Rahn yaitu menahan barang sebagai jaminan atas utang. Akad Rahn juga
diartikan sebagai sebuah perjanjian pinjaman dengan jaminan atau dengan
melakukan penahanan harta milik si peminjam sebagai jaminan atas pinjaman
yang diterimanya
Akad Rahn bertujuan agar pemberi pinjaman lebih mempercayai pihak yang
berutang. Apabila barang gadai dapat diambil manfaatnya, misalnya mobil
maka pihak yang menerima barang gadaian boleh memanfaatkannya atas seizin
pihak yang menggadaikan sebaliknya ia berkewajiban memelihara barang
gadaian. Untuk barang gadai berupa emas tentu tidak ada biaya pemeliharaan,
yang ada adalah biaya penyimpanan.
Pada saat jatuh tempo yang berhutang berkewajiban untuk melunasi
utangnya.

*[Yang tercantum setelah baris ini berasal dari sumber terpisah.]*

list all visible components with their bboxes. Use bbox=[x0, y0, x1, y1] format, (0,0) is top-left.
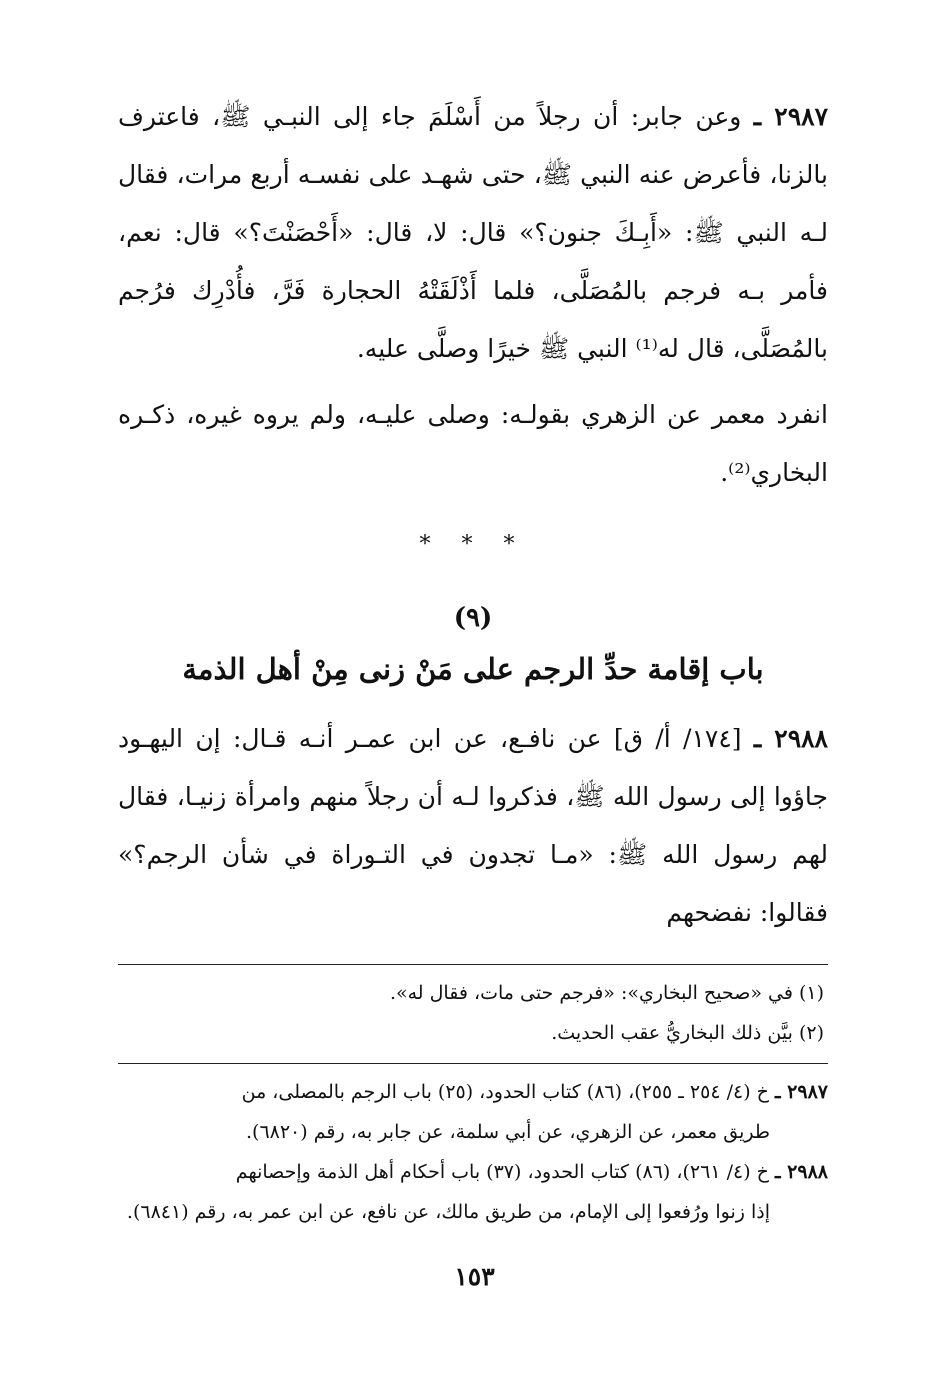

Apabila ia tidak dapat melunasinya maka barang gadaian dijual dan
kemudian hasil penjualan bersih digunakan untuk melunasi utang dan biaya
pemeliharaan yang terutang, jika ada kelebihan maka selisih diserahkan
kepada yang berutang tetapi apabila ada kekurangan maka yang berutang tetap
harus membayar sisanya.
2. Pengertian Rahn Tajlisi
Selain akad rahn, MUI pada tahun 2008 mengeluarkan fatwa tentang
Fidusia / Rahn Tajlisi dalam rangka mengurangi kendala yang timbul
sehubungan masalah jaminan khususnya dalam masalah pemeliharaan dan
pemanfaatan jaminan.
Fidusia adalah pengalihan hak kepemilikan suatu benda atas dasar
kepercayaan dengan ketentuanbahwa benda yang hak kepemilikannya dialihkan
tersebut tetap dalam penguasaan pemilik benda.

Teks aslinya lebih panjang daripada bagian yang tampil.